Dunque ci troviamo a investigare un doppio corpo patito -bipartito a cerniera con una poesia spartiacque- quello lirico dell’autore, della sua esperienza, che non è conclamato, anzi è per lo più epurato col sistema della desoggettivazione, ne rimangono echi distanti; e un corpo allegorico metaletterario che promana dal primo per stato di riflessione: il corpo della scrittura. Il processo di composizione ha come obiettivo primario quello della messa in crisi del mondo e della sua (tentata) ricostituzione. In questa prospettiva ci vengono in soccorso le concordanze semantiche che creano campi ben precisi: la nascita -viene da una morte inflitta al testo primigenio dall’autore- (vita, sperma, feto, placenta, utero, etc.); il corpo (labbra, tessuto, denti, pelle, ossa, etc.); la frattura (lama, frammenti, squarci, scuoiati, scoperchiato, etc.); la patologia e la morte – con tutto ciò che riguarda il campo medico e farmacologico- (cariato, barbiturico, congiuntiviti, emorragie, nepente, lidocaina, morte, etc.).

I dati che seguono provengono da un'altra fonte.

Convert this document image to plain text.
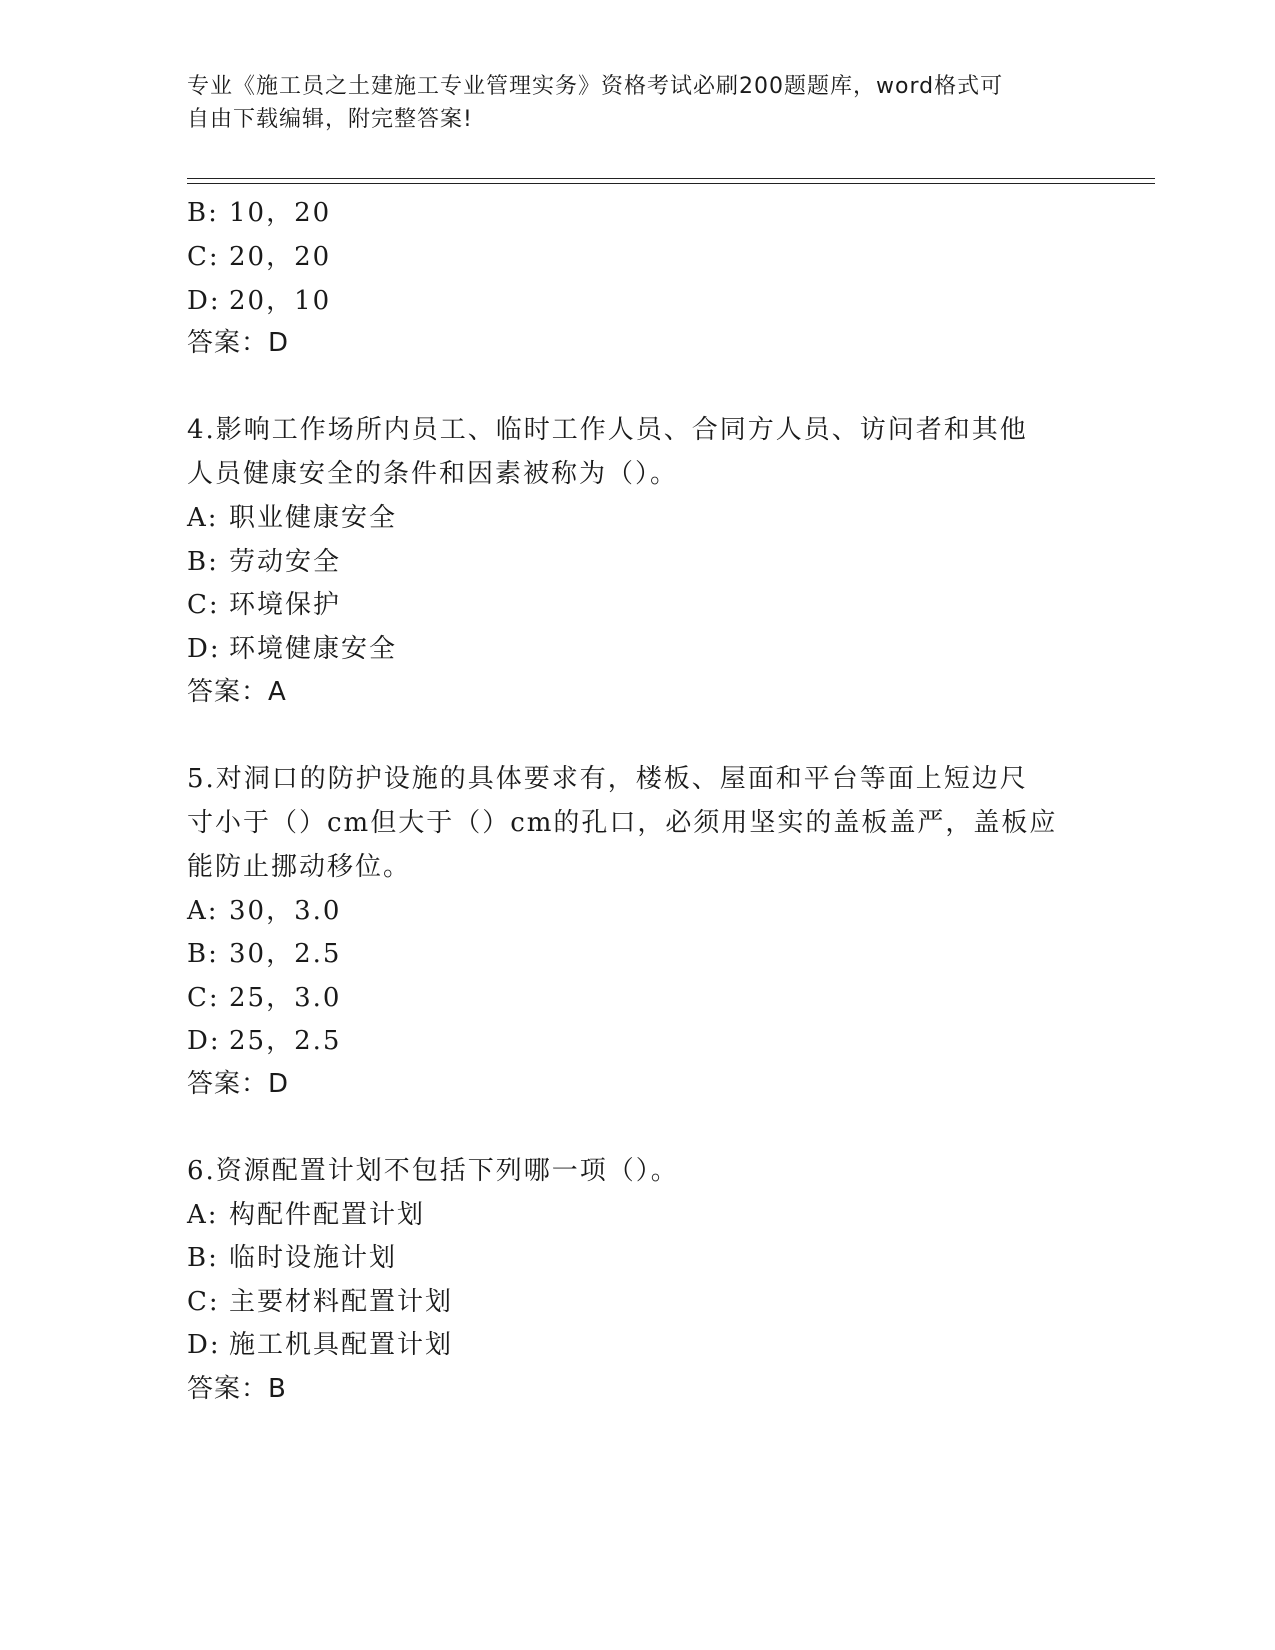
专业《施工员之土建施工专业管理实务》资格考试必刷200题题库，word格式可
自由下载编辑，附完整答案!
B: 10，20
C: 20，20
D: 20，10
答案：D
4.影响工作场所内员工、临时工作人员、合同方人员、访问者和其他
人员健康安全的条件和因素被称为（）。
A: 职业健康安全
B: 劳动安全
C: 环境保护
D: 环境健康安全
答案：A
5.对洞口的防护设施的具体要求有，楼板、屋面和平台等面上短边尺
寸小于（）cm但大于（）cm的孔口，必须用坚实的盖板盖严，盖板应
能防止挪动移位。
A: 30，3.0
B: 30，2.5
C: 25，3.0
D: 25，2.5
答案：D
6.资源配置计划不包括下列哪一项（）。
A: 构配件配置计划
B: 临时设施计划
C: 主要材料配置计划
D: 施工机具配置计划
答案：B
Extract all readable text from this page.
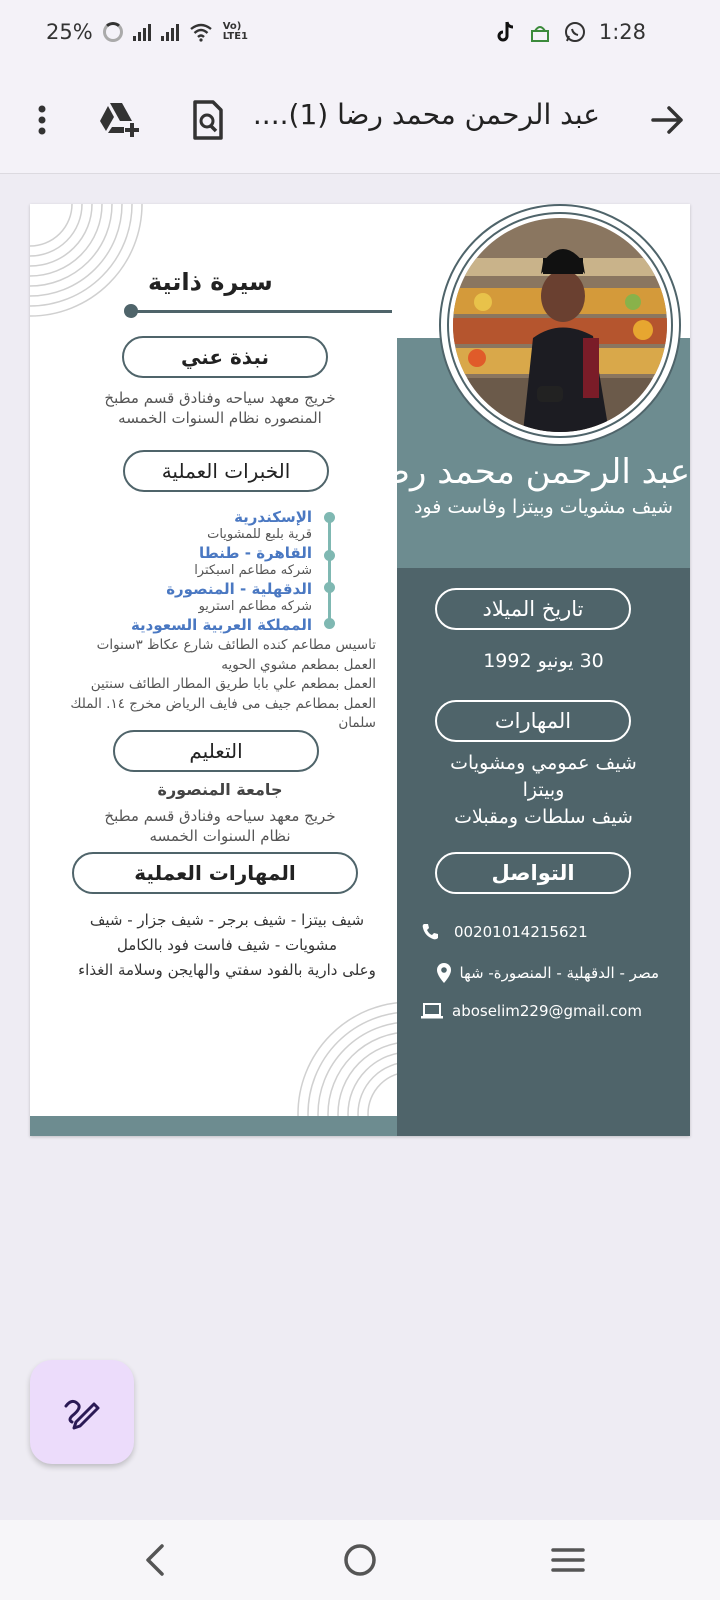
25%	Vo)
LTE1	1:28
عبد الرحمن محمد رضا (1)....
عبد الرحمن محمد رضا
شيف مشويات وبيتزا وفاست فود
تاريخ الميلاد
30 يونيو 1992
المهارات
شيف عمومي ومشويات
وبيتزا
شيف سلطات ومقبلات
التواصل
00201014215621
مصر - الدقهلية - المنصورة- شها
aboselim229@gmail.com
سيرة ذاتية
نبذة عني
خريج معهد سياحه وفنادق قسم مطبخ
المنصوره نظام السنوات الخمسه
الخبرات العملية
الإسكندرية
قرية بلبع للمشويات
القاهرة - طنطا
شركه مطاعم اسبكترا
الدقهلية - المنصورة
شركه مطاعم استريو
المملكة العربية السعودية
تاسيس مطاعم كنده الطائف شارع عكاظ ٣سنوات
العمل بمطعم مشوي الحويه
العمل بمطعم علي بابا طريق المطار الطائف سنتين
العمل بمطاعم جيف مى فايف الرياض مخرج ١٤. الملك
سلمان
التعليم
جامعة المنصورة
خريج معهد سياحه وفنادق قسم مطبخ
نظام السنوات الخمسه
المهارات العملية
شيف بيتزا - شيف برجر - شيف جزار - شيف
مشويات - شيف فاست فود بالكامل
وعلى دارية بالفود سفتي والهايجن وسلامة الغذاء
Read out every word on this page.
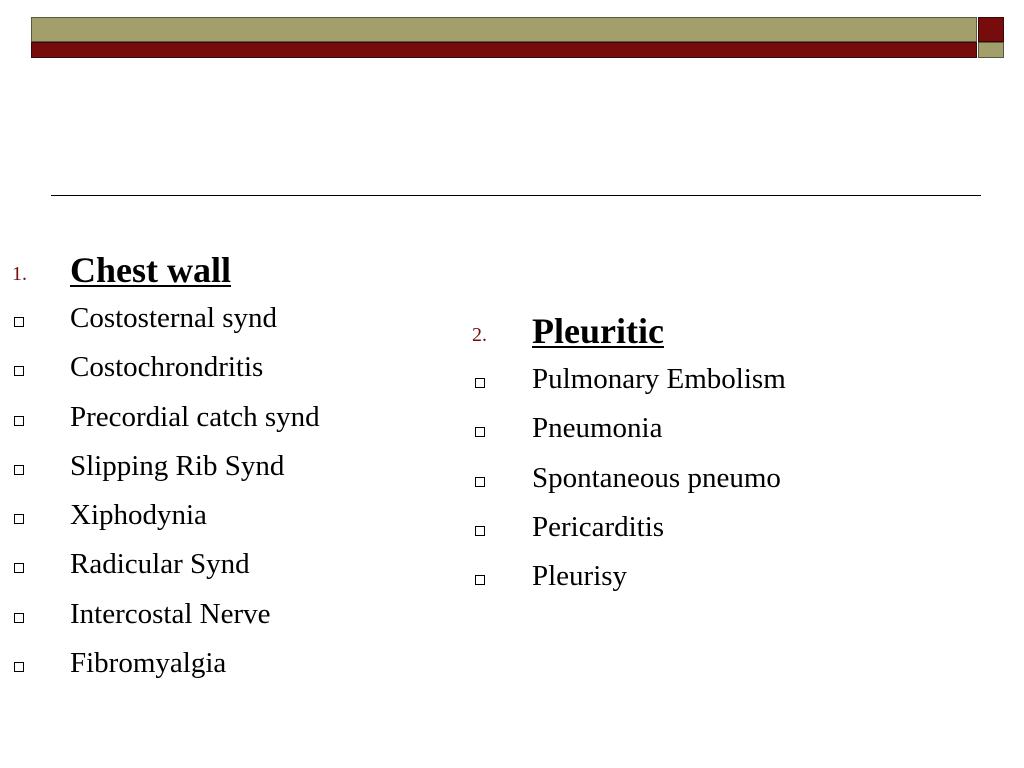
1. Chest wall
Costosternal synd
Costochrondritis
Precordial catch synd
Slipping Rib Synd
Xiphodynia
Radicular Synd
Intercostal Nerve
Fibromyalgia
2. Pleuritic
Pulmonary Embolism
Pneumonia
Spontaneous pneumo
Pericarditis
Pleurisy
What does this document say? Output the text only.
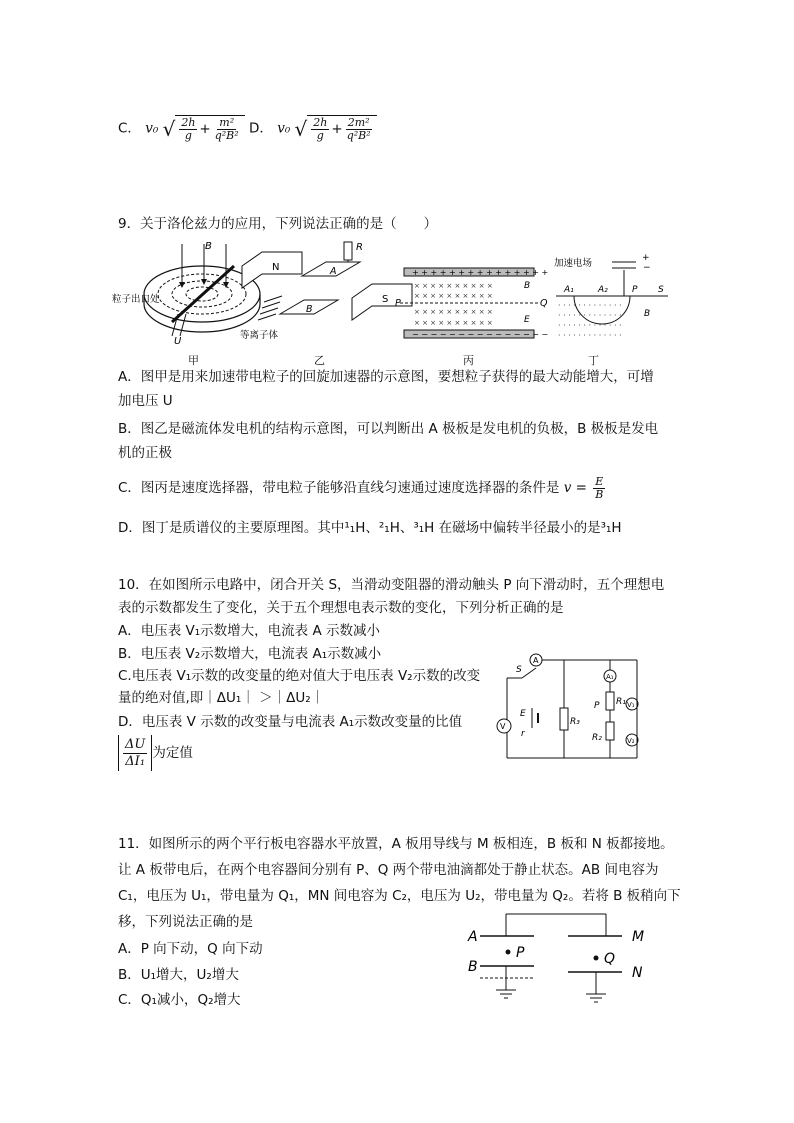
C． v₀ √ $\frac{2h}{g} + \frac{\text{m²}}{\text{q²B²}}$ D． v₀ √ $\frac{2h}{g} + \frac{\text{2m²}}{\text{q²B²}}$
9．关于洛伦兹力的应用，下列说法正确的是（　　）
B
U
粒子出口处
N
S
A
B
R
等离子体
+ + + + + + + + + + + + + + +
− − − − − − − − − − − − − − −
P	Q
× × × × × × × × × ×
× × × × × × × × × ×
× × × × × × × × × ×
× × × × × × × × × ×
B
E
加速电场	+
−
A₁	A₂	P S
· · · · · · · · · · · · ·
· · · · · · · · · · · · ·
· · · · · · · · · · · · ·
· · · · · · · · · · · · ·
B
甲	乙	丙	丁
A．图甲是用来加速带电粒子的回旋加速器的示意图，要想粒子获得的最大动能增大，可增
加电压 U
B．图乙是磁流体发电机的结构示意图，可以判断出 A 极板是发电机的负极，B 极板是发电
机的正极
C．图丙是速度选择器，带电粒子能够沿直线匀速通过速度选择器的条件是 $v = \frac{E}{B}$
D．图丁是质谱仪的主要原理图。其中¹₁H、²₁H、³₁H 在磁场中偏转半径最小的是³₁H
10．在如图所示电路中，闭合开关 S，当滑动变阻器的滑动触头 P 向下滑动时，五个理想电
表的示数都发生了变化，关于五个理想电表示数的变化，下列分析正确的是
A．电压表 V₁示数增大，电流表 A 示数减小
B．电压表 V₂示数增大，电流表 A₁示数减小
C.电压表 V₁示数的改变量的绝对值大于电压表 V₂示数的改变
量的绝对值,即｜ΔU₁｜ ＞｜ΔU₂｜
D．电压表 V 示数的改变量与电流表 A₁示数改变量的比值
$\frac{\Delta U}{\text{ΔI₁}}$ 为定值
A
S
E
r
V	R₃
A₁
R₁
P
R₂
V₁
V₂
11．如图所示的两个平行板电容器水平放置，A 板用导线与 M 板相连，B 板和 N 板都接地。
让 A 板带电后，在两个电容器间分别有 P、Q 两个带电油滴都处于静止状态。AB 间电容为
C₁，电压为 U₁，带电量为 Q₁，MN 间电容为 C₂，电压为 U₂，带电量为 Q₂。若将 B 板稍向下
移，下列说法正确的是
A．P 向下动，Q 向下动
B．U₁增大，U₂增大
C．Q₁减小，Q₂增大
A	M
P	Q
B	N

Questi 4 campi convogliano tutti, con diversi apporti quantitativi, nel macroinsieme della liquidità (sangue, infradicia, lattice, inoculare, amniotico, etc.). Seppure ci siano dei limiti di interpretazione, per via di suggestione potremmo considerare “spazio di destot” come una concrezione della teoria della liquidità di Bauman, dove la liquefazione degli stati solidi della convenzione letteraria porta, con la percolazione tra i diversi stati di aggregazione, al palinsesto di spazi diversi differiti attraversati in un tempo istantaneo che è quello della lettura. I sottoinsiemi che si intersecano in questa costruzione liquida sono 3 e hanno carattere enciclopedico, didattico-scientifico: erbario o campo che pertiene al vegetale (olive, roseabondi, limoni, magnolie, etc.); bestiario (serpente, asino, polipi, lucciole, etc.); lapidario o campo che pertiene ai metalli e agli elementi chimici (granito, cristallo, mercurio, carbonica, benzina, etc.).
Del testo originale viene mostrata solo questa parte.